IoT growth kicks off as Google announces its Android Things OS

via Flickr © boxheads (CC BY-ND 2.0)

via Flickr © boxheads (CC BY-ND 2.0)

  • IoT to enter a revenue growth phase
  • Google announces its Android Things OS
  • Qualcomm pledges support

This week IoT consultancy, Berg Insight, fired the starting gun for the ‘substantive’ Internet of Things.  After years of platform and component announcements, projections, network trials and all the rest of it we are apparently now starting to see IoT monetisation kick in for mobile operators. Hopefully, the hockey stick growth curve starts about …   now.

Berg says mobile operator revenues from IoT reached € 11 billion in 2016 and some of the leading global telecom groups have reported IoT revenues on a regular basis it points out. In Q3-2016, Vodafone and Verizon generated around € 200 million each in direct sales from IoT connectivity, solutions and applications. Next year, Berg predicts that a handful of operator groups will generate more than € 1 billion each from the Internet of Things.

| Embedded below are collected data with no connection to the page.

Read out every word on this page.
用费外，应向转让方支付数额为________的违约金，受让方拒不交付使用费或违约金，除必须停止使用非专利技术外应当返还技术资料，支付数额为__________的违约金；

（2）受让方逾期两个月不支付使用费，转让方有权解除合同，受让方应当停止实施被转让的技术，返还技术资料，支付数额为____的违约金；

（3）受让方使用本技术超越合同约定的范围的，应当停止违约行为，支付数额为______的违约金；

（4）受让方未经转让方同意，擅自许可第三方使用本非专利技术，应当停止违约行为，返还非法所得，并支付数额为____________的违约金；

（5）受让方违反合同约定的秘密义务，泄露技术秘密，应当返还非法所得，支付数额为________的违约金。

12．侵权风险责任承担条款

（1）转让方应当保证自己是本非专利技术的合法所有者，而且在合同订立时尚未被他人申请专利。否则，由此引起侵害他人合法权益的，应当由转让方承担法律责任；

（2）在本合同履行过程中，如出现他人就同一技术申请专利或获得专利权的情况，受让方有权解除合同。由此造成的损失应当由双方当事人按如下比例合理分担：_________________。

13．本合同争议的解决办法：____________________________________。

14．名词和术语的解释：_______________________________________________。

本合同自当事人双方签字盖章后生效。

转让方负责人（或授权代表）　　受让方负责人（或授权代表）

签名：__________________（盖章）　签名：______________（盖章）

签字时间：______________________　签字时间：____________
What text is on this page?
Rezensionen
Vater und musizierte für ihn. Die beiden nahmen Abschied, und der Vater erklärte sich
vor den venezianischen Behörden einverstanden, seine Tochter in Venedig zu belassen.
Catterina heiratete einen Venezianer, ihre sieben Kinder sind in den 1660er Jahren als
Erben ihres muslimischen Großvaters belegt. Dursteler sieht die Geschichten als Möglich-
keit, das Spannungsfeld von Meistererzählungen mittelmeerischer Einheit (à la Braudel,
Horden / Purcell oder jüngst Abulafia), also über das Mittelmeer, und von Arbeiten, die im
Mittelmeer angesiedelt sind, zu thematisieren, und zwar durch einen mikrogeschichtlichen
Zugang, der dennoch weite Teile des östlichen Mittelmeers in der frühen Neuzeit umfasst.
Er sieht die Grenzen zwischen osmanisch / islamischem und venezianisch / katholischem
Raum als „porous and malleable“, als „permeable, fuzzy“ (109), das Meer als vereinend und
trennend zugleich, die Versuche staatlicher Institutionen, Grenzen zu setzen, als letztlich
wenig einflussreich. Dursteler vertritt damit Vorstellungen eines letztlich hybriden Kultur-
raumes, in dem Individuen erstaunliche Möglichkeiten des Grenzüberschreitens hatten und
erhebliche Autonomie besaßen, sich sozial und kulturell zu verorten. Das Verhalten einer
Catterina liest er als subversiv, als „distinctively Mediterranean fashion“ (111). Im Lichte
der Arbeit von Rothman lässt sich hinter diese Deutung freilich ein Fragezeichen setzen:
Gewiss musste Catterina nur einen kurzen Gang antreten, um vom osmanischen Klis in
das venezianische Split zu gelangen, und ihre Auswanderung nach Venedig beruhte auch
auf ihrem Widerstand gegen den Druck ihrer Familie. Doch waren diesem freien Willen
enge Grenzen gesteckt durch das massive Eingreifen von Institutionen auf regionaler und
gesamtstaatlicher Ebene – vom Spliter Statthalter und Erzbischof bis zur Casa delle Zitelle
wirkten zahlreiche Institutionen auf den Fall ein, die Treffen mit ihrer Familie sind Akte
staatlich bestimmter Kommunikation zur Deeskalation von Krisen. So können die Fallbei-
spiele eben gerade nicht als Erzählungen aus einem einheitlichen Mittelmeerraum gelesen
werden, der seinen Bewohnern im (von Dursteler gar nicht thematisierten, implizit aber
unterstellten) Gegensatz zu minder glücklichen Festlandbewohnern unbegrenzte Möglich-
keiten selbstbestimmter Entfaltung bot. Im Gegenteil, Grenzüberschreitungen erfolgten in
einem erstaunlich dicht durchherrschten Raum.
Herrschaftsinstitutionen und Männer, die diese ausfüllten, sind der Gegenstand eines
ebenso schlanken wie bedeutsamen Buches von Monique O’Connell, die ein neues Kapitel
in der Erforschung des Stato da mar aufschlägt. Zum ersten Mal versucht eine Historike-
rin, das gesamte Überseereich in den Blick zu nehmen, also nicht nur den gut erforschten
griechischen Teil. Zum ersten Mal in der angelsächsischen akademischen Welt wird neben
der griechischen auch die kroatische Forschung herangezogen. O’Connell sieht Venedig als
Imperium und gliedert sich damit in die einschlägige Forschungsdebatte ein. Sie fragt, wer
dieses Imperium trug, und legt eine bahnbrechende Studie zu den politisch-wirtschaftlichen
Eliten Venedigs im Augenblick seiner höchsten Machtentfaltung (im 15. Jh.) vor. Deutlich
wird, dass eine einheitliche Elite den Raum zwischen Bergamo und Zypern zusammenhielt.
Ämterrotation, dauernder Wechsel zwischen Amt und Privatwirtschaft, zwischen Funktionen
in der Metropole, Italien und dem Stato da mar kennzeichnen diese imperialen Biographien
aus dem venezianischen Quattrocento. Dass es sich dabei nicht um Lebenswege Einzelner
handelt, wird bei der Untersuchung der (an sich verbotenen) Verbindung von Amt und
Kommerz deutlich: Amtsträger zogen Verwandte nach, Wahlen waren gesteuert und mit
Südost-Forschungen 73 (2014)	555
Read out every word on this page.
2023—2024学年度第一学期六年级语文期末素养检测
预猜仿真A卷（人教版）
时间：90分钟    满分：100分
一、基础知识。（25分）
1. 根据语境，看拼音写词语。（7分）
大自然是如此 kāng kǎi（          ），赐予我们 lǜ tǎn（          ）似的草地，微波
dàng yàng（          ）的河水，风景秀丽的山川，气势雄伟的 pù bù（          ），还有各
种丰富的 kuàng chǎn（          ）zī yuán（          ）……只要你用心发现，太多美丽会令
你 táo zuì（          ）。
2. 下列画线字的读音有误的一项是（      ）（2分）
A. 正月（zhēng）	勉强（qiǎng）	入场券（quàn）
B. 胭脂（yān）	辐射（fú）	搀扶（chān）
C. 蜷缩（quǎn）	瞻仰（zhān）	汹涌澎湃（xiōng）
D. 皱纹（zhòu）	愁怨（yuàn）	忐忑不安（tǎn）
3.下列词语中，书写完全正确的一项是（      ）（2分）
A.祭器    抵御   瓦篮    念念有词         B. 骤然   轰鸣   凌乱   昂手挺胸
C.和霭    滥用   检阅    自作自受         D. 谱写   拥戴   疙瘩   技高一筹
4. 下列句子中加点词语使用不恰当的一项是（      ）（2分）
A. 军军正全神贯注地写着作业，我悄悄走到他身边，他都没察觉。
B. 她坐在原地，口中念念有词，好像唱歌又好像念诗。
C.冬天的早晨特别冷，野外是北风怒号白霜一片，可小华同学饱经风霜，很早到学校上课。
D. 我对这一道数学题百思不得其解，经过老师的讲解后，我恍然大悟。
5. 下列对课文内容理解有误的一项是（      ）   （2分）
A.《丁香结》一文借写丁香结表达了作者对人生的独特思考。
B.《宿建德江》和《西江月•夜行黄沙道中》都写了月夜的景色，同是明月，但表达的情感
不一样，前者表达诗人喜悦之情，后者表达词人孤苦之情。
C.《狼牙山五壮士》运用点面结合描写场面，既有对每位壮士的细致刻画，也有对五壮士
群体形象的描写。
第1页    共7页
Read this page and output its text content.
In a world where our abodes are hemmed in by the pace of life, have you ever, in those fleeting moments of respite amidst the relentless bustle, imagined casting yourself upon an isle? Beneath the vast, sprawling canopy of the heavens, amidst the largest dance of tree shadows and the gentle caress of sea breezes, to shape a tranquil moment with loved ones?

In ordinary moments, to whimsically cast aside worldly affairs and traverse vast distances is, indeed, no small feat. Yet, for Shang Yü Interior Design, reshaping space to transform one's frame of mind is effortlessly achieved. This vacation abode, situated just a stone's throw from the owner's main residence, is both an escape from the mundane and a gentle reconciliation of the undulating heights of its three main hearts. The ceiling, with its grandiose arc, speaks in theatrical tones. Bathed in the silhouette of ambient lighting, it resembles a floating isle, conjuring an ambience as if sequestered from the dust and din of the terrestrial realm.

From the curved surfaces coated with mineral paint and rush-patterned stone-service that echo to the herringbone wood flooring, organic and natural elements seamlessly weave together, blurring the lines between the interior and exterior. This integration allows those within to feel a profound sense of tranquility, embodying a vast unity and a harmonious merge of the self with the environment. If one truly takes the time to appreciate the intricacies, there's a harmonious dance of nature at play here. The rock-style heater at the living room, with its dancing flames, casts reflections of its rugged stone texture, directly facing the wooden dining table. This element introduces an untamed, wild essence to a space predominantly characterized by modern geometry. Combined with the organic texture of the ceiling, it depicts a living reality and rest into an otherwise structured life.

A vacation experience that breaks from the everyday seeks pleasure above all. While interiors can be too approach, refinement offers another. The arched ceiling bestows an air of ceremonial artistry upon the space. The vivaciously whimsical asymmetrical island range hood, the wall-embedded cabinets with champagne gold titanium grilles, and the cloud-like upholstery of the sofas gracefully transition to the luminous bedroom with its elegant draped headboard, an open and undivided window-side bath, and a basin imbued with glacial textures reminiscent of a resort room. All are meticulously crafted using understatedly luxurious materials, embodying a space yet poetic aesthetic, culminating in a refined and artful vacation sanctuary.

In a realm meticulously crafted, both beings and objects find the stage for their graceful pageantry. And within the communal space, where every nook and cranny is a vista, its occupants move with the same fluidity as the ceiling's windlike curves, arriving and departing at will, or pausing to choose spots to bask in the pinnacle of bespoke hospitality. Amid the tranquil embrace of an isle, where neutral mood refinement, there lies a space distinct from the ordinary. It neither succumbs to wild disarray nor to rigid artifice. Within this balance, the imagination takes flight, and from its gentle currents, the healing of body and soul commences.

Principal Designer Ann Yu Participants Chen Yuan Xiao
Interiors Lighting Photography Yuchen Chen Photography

“Until recently, the principal financial metrics for IoT has been projected, not actual, revenues. Now the market has entered a new phase in which hard business facts take precedent over lofty projections”, according to Tobias Ryberg, senior analyst at Berg Insight and author of the report. “Wireless connectivity is now near ubiquitous and there will be half a billion cellular IoT connections in 2017, but revenues are still relatively small”. It estimates that the global monthly ARPU for cellular IoT devices was € 1.40 in 2016, with wide variance between regions - from less than € 0.30 in some emerging economies to over € 3.00 in less competitive developed markets.

The real trick now, says Berg, will be to move up the value chain  from simple connectivity to working with the auto industry to provide connected car services, to provide IoT management  platforms,  or to work with B2B partners to offer packaged products to enterprise customers.

OK Google, do you have designs on the IoT market?

Meanwhile, other IoT news should ram home the obvious point that mobile operators will not have any part of the IoT market to themselves. Google has just announced that it’s still gunning to make Android the OS of choice in IoT, with a new framework called Android Things.

Yes, of course it’s mostly for the home, but if successful in that sphere there is no reason why Android Things won’t drag IoT start-ups and their developers into the enterprise sphere as well.

Android Things is designed to run products like connected speakers, security cameras, and routers and it ropes in lots of Google tools and facilities that are already well-supported by developers - in particular the Android SDK which along with the Apple equivalent is probably the most used app development  tool in the world.

The new OS, which is reportedly an update to the ‘Brillo’ OS Google announced some time back  is supposed  to make developing a product  much easier and Google expects that experienced Android developers will be able to switch easily across to it.  

Much will depend on how much support Google gets from other parties. So far it has Qualcomm, which says that it intends to collaborate using its Snapdragon processors - a collaboration that goes right back to Android’s earliest days when some of the first demo systems ran on Snapdragon.

Qualcomm has no doubt that Android OS will find a home in both consumer and industrial applications and points out that IoT devices can be complex, “usually requiring developers to bring together multiple connectivity technologies, sensors, data processing and storage, advanced multimedia and user interfaces, security, cloud integration, device management, as well as over-the-air upgrades and services. Development can be particularly challenging in fragmented OS ecosystems lacking the consistent environment, software tools and support required to create world-class applications.”

In other words, the connectivity piece is just a small part of the whole - the device software and the back-end is where most of the complexity is hiding in clear sight.

So we should expect Android devices to leave the home and end up attached to cellular IoT connections, not just WiFi.